The student exchange programme is often about stepping beyond one’s comfort zone, to see the world and to meet friends of different nationalities and cultures. The GISA buddy program is one excellent way to do that! Our group consisted of friends from all over the world, including Germany, the Netherlands, Finland, Korea, Hong Kong, Turkey, Lithuania and Singapore. The group was led by our very welcoming and friendly buddy, Tomas.

One of the events planned was to cook a traditional Swedish dinner together as a group. One might ask, what does a traditional Swedish dinner consist of? This question is best answered by one of Sweden’s most known exports to the world, Ikea. Famous not only for the vast myriad of furniture that the company produces, Ikea’s meatballs are renowned and Ikea have placed meatballs at the forefront of Swedish cuisine amongst other foods. On the menu that evening, were meatballs, potatoes and salad. Meatballs were made by hand, with everyone chipping in the preparation and cooking to make sure there was enough food on the table. As vegetables were being chopped and minced beef slowly but surely being fashioned into round meatballs, conversation was abound at the table as well.

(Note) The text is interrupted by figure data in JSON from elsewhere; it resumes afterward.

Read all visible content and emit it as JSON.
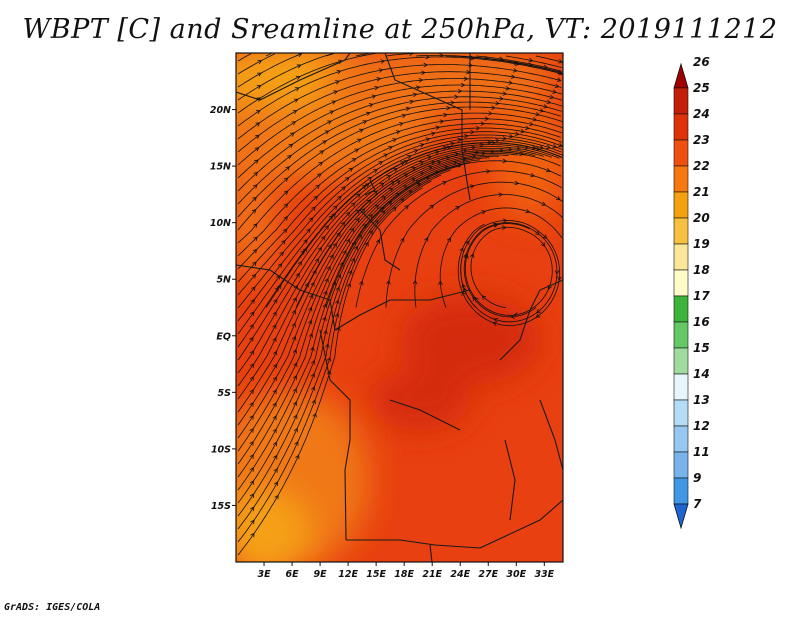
{
  "chart_data": {
    "type": "heatmap",
    "title": "WBPT [C] and Sreamline at 250hPa, VT: 2019111212",
    "variable": "Wet-bulb potential temperature",
    "units": "C",
    "level": "250hPa",
    "valid_time": "2019111212",
    "overlay": "streamlines",
    "x_axis": {
      "range": [
        0,
        35
      ],
      "ticks": [
        3,
        6,
        9,
        12,
        15,
        18,
        21,
        24,
        27,
        30,
        33
      ],
      "tick_labels": [
        "3E",
        "6E",
        "9E",
        "12E",
        "15E",
        "18E",
        "21E",
        "24E",
        "27E",
        "30E",
        "33E"
      ]
    },
    "y_axis": {
      "range": [
        -20,
        25
      ],
      "ticks": [
        20,
        15,
        10,
        5,
        0,
        -5,
        -10,
        -15
      ],
      "tick_labels": [
        "20N",
        "15N",
        "10N",
        "5N",
        "EQ",
        "5S",
        "10S",
        "15S"
      ]
    },
    "colorbar": {
      "labels": [
        "26",
        "25",
        "24",
        "23",
        "22",
        "21",
        "20",
        "19",
        "18",
        "17",
        "16",
        "15",
        "14",
        "13",
        "12",
        "11",
        "9",
        "7"
      ],
      "colors": [
        "#a00000",
        "#c41e0a",
        "#e0320a",
        "#ef5010",
        "#f7780e",
        "#f5a00e",
        "#f8c040",
        "#fbe69a",
        "#fffcc8",
        "#3cb43c",
        "#64c864",
        "#a0dca0",
        "#e6f6fa",
        "#b4dcf5",
        "#96c8f0",
        "#78b4eb",
        "#4196e6",
        "#1e64d2"
      ]
    }
  },
  "credit": "GrADS: IGES/COLA"
}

Coming halfway from around the world, I was interested to know cultural differences between where I came from (Singapore) and the wonderful people that I had just got to know. For instance, it might be surprising for Europeans to know that Asians live with their parents until they get married, which might be as late as in their thirties. Conversely, Asians may be unaware that it is common for Europeans to move out of home and stay by themselves as soon as they begin their college education in their early twenties, some even earlier. Such cultural differences were a fascinating theme for discussion. Another favourite conversation topic was to find out what other places one could visit around Europe! One thing that everyone shared in common that evening, was our love for travel. We all have come to see more of Sweden and Europe. Hence, favourite cities in Europe as destinations for travel were discussed in great detail.

Soon, minced beef became meatballs and the first batch of meatballs went into the pan. The fragrant smell that emanated from the frying of the meatballs soon filled the kitchen and started to get everyone to feel hungry. We eagerly anticipated having that first bite of the meatballs that everyone painstakingly helped to make. The dinner table was set and everyone got a plate to begin dinner.

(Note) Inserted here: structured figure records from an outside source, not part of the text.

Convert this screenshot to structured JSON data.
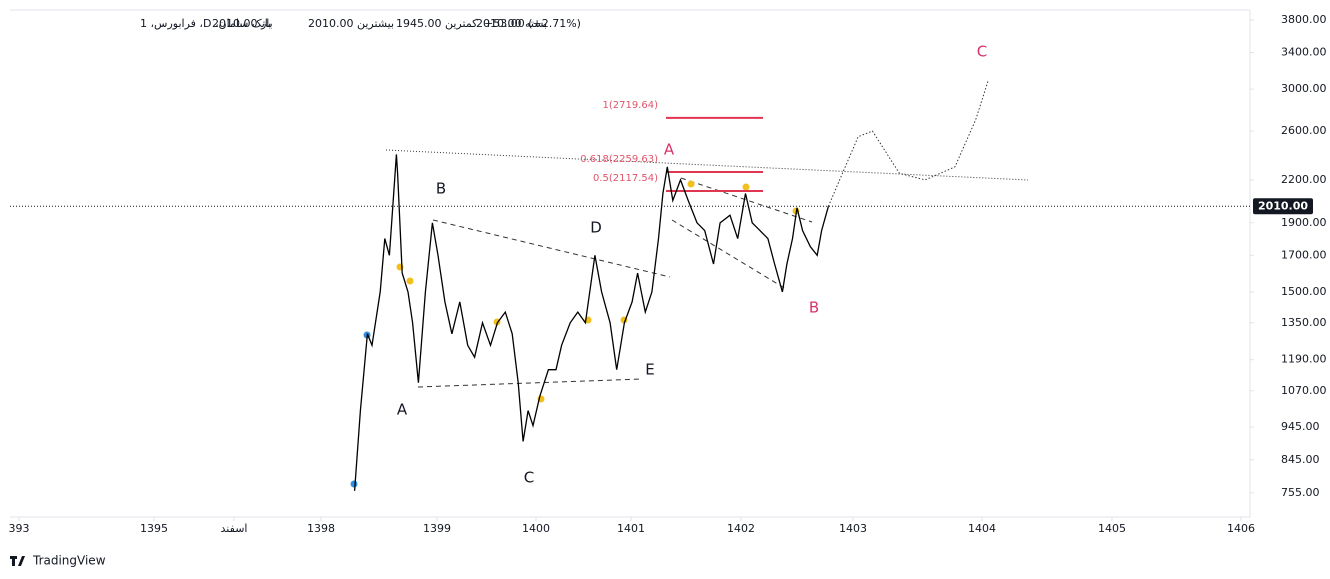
{
  "header": {
    "symbol": "بانک سامان، D، فرابورس، 1",
    "open": "باز 2010.00",
    "high": "بیشترین 2010.00",
    "low": "کمترین 1945.00",
    "close": "بسته 2010.00",
    "change": "+53.00 (+2.71%)"
  },
  "footer": "TradingView",
  "chart_data": {
    "type": "line",
    "log_scale": true,
    "color": "#000000",
    "x": [
      1398.29,
      1398.34,
      1398.4,
      1398.44,
      1398.51,
      1398.55,
      1398.59,
      1398.65,
      1398.66,
      1398.7,
      1398.75,
      1398.79,
      1398.84,
      1398.9,
      1398.96,
      1399.01,
      1399.08,
      1399.15,
      1399.23,
      1399.31,
      1399.38,
      1399.46,
      1399.54,
      1399.61,
      1399.69,
      1399.76,
      1399.82,
      1399.87,
      1399.92,
      1399.97,
      1400.04,
      1400.13,
      1400.21,
      1400.27,
      1400.36,
      1400.44,
      1400.52,
      1400.62,
      1400.69,
      1400.78,
      1400.85,
      1400.93,
      1401.01,
      1401.06,
      1401.13,
      1401.19,
      1401.25,
      1401.29,
      1401.33,
      1401.38,
      1401.45,
      1401.52,
      1401.6,
      1401.67,
      1401.75,
      1401.81,
      1401.9,
      1401.97,
      1402.04,
      1402.1,
      1402.17,
      1402.24,
      1402.3,
      1402.37,
      1402.41,
      1402.46,
      1402.5,
      1402.55,
      1402.62,
      1402.68,
      1402.72,
      1402.78
    ],
    "values": [
      760,
      1000,
      1300,
      1250,
      1500,
      1800,
      1700,
      2400,
      2250,
      1600,
      1500,
      1350,
      1100,
      1500,
      1900,
      1700,
      1450,
      1300,
      1450,
      1250,
      1200,
      1350,
      1250,
      1350,
      1400,
      1300,
      1100,
      900,
      1000,
      950,
      1050,
      1150,
      1150,
      1250,
      1350,
      1400,
      1350,
      1700,
      1500,
      1350,
      1150,
      1350,
      1450,
      1600,
      1400,
      1500,
      1800,
      2100,
      2300,
      2050,
      2200,
      2050,
      1900,
      1850,
      1650,
      1900,
      1950,
      1800,
      2100,
      1900,
      1850,
      1800,
      1650,
      1500,
      1650,
      1800,
      2000,
      1850,
      1750,
      1700,
      1850,
      2010
    ],
    "projection": {
      "x": [
        1402.78,
        1402.88,
        1403.04,
        1403.15,
        1403.36,
        1403.56,
        1403.79,
        1403.95,
        1404.05
      ],
      "values": [
        2010,
        2200,
        2550,
        2600,
        2250,
        2200,
        2300,
        2700,
        3100
      ]
    },
    "last_price": {
      "value": 2010,
      "label": "2010.00"
    },
    "fib_levels": [
      {
        "value": 2719.64,
        "label": "1(2719.64)"
      },
      {
        "value": 2259.63,
        "label": "0.618(2259.63)"
      },
      {
        "value": 2117.54,
        "label": "0.5(2117.54)"
      }
    ],
    "wave_labels": [
      "A",
      "B",
      "C",
      "D",
      "E",
      "A",
      "B",
      "C"
    ],
    "ylim": [
      695,
      3932
    ],
    "yticks": [
      {
        "value": 755,
        "label": "755.00"
      },
      {
        "value": 845,
        "label": "845.00"
      },
      {
        "value": 945,
        "label": "945.00"
      },
      {
        "value": 1070,
        "label": "1070.00"
      },
      {
        "value": 1190,
        "label": "1190.00"
      },
      {
        "value": 1350,
        "label": "1350.00"
      },
      {
        "value": 1500,
        "label": "1500.00"
      },
      {
        "value": 1700,
        "label": "1700.00"
      },
      {
        "value": 1900,
        "label": "1900.00"
      },
      {
        "value": 2200,
        "label": "2200.00"
      },
      {
        "value": 2600,
        "label": "2600.00"
      },
      {
        "value": 3000,
        "label": "3000.00"
      },
      {
        "value": 3400,
        "label": "3400.00"
      },
      {
        "value": 3800,
        "label": "3800.00"
      }
    ],
    "xticks": [
      {
        "value": 1393,
        "label": "393"
      },
      1395,
      {
        "value": 1397.92,
        "label": "اسفند"
      },
      1398,
      1399,
      1400,
      1401,
      1402,
      1403,
      1404,
      1405,
      1406
    ]
  }
}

Fork? Checked. Meatballs? Checked. Potatoes and gravy? Checked. Salad? Check check check.

It was now time to eat! The first bite was the best, and well worth the wait. Tomas also made a vegetarian version of meatballs from soy, which was really delicious as well. With so many of us, there was not much room to manoeuvre around, but that made dinner even cosier. There were plenty of meatballs to go around, and not a hungry soul was left at the end of dinner. Towards the end of the dinner, Tomas also sprang a surprise by making a delectable dessert of honey glazed bananas with ice cream on the side.

This was certainly a very friendly, authentic and homely introduction to Swedish culture and the student exchange program here in the heart of Gothenburg. I walked away with a fuzzy feeling inside of me, an antidote to the homesickness I have been feeling over the week. Without a doubt, I am looking forward to seeing and experiencing more of the city, people and culture.